Lizzo review, O2 Arena: Pop powerhouse proves she’s a musician for the ages
“Hi, motherf***er, did you miss me?” Lizzo opens the show with the sing-song taunt of her 2022 song “The Sign”. Judging from the roar that subsequently fills the O2 Arena, the answer is clearly, yes. It’s the first time that the 34-year-old empowerment pop-soul sensation has headlined an arena tour in the UK but she’s familiar with this side of the pond. During her early years on the scene in the 2010s, Lizzo played in the country’s various bars and small venues. Smallest venues, even. “We went from getting f***ed up in the Travelodge to selling out the O2 twice!” she exclaims later.
Riding high from her Record of the Year win at last month’s Grammys – her fourth award in total – singer-cum-flautist-cum-twerk icon Lizzo (aka Melissa Jefferson) is closing out the European leg of the Special world tour, named after her acclaimed 2022 album. Lizzo’s mainstream breakthrough arrived in 2019 when a two-year-old song found new life thanks to the Netflix romcom Someone Great. “Truth Hurts” – and its now-iconic lyrics proclaiming to be “100 per cent that b****” – helped Lizzo’s status, together with her catalogue of self-love manifesto bops, rocket to stardom. She’s stayed there ever since.
In an industry that has long awarded privileges to slim, white bodies, Lizzo loudly and proudly defies both. She demands that people notice her, and preaches the value of others doing the same. Lizzo is so fresh and exciting a cultural entity, however, that her actual talent is sometimes the last thing that comes to mind when you think of her. This two-hour set, packed with spine-tingling belted vocals, trilling flute solos, and high-energy dance routines, is a firm reminder that Lizzo is more than a cultural figure; she’s a musician for the ages.

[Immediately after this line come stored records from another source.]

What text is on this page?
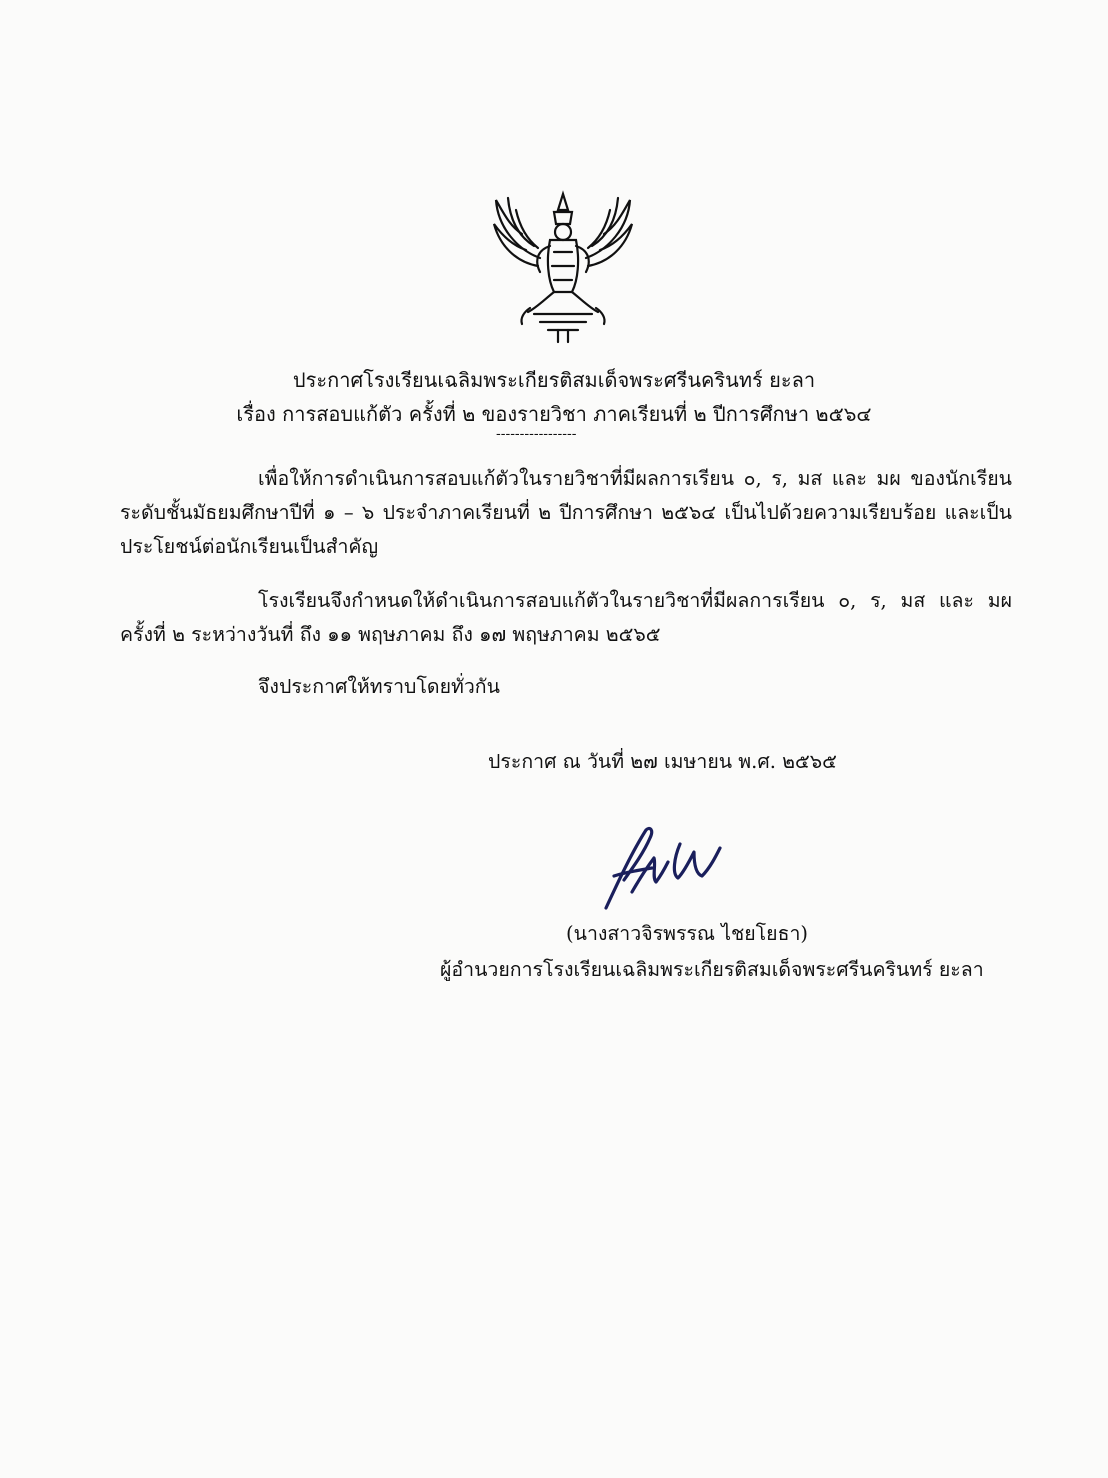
ประกาศโรงเรียนเฉลิมพระเกียรติสมเด็จพระศรีนครินทร์ ยะลา
เรื่อง การสอบแก้ตัว ครั้งที่ ๒ ของรายวิชา ภาคเรียนที่ ๒ ปีการศึกษา ๒๕๖๔
-----------------
เพื่อให้การดำเนินการสอบแก้ตัวในรายวิชาที่มีผลการเรียน ๐, ร, มส และ มผ ของนักเรียน ระดับชั้นมัธยมศึกษาปีที่ ๑ – ๖ ประจำภาคเรียนที่ ๒ ปีการศึกษา ๒๕๖๔ เป็นไปด้วยความเรียบร้อย และเป็นประโยชน์ต่อนักเรียนเป็นสำคัญ
โรงเรียนจึงกำหนดให้ดำเนินการสอบแก้ตัวในรายวิชาที่มีผลการเรียน ๐, ร, มส และ มผ ครั้งที่ ๒ ระหว่างวันที่ ถึง ๑๑ พฤษภาคม ถึง ๑๗ พฤษภาคม ๒๕๖๕
จึงประกาศให้ทราบโดยทั่วกัน
ประกาศ ณ วันที่ ๒๗ เมษายน พ.ศ. ๒๕๖๕
(นางสาวจิรพรรณ ไชยโยธา)
ผู้อำนวยการโรงเรียนเฉลิมพระเกียรติสมเด็จพระศรีนครินทร์ ยะลา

Lyrics like “I’m my own soulmate / I know how to love me” might grate some in the real world, but tonight – performed with gusto and a beaming smile – they’re irresistibly charming. Likewise, Lizzo’s dance troupe prove they aren’t solely some advertisement for body diversity. Watching the Big Grrls, mostly curvy and plus-sized women, deliver both full-force twerk moments and majorette-style routines with equal ease is undeniably powerful.
Lizzo is particularly engaging when she wrestles with the public perception of herself. On “Rumours”, she addresses internet rumours as headlines such as “Lizzo’s pregnant!” and “Lizzo got surgery” float on the screen behind her. (Cardi B makes a fun cameo appearance to lip-sync her verse in a pre-recorded FaceTime call.) It’s clear that, despite her confidence, Lizzo is not immune to harsh words about her music, her diet, or her choice to dance in a bikini. When she performs “Special”, her voice is crisp and clear through a rap that earnestly asks why people dedicate whole videos to criticising her. She’s at her most vulnerable during “Naked”. In the stillest moment of the show, Lizzo stands in dim light, wearing a nude leotard and lets her strong vocals do the talking.
As much as this is a showcase for Lizzo’s musical talent, it’s evident she knows how to work a crowd. With humour and warmth, she delivers birthday wishes and does her best Adele impression. “Hiya babes!” she chirps in a Cockney accent. Lizzo even shouts out the TFL strikers. “Even if it takes me 12 hours to get here, I stand behind anyone fighting for what they f***ing deserve!” she shouts to rapturous applause.
Lizzo ends the night with her Grammy-winning single of the year, encouraging us all to let go of our stresses on the disco-inspired “About Damn Time”. As a sparkling glitter ball splashes shards of light across the arena, the air feels celebratory and refreshed. Lizzo belongs on a stage as big as this; it’s about damn time she played the O2. Sorry, Travelodge.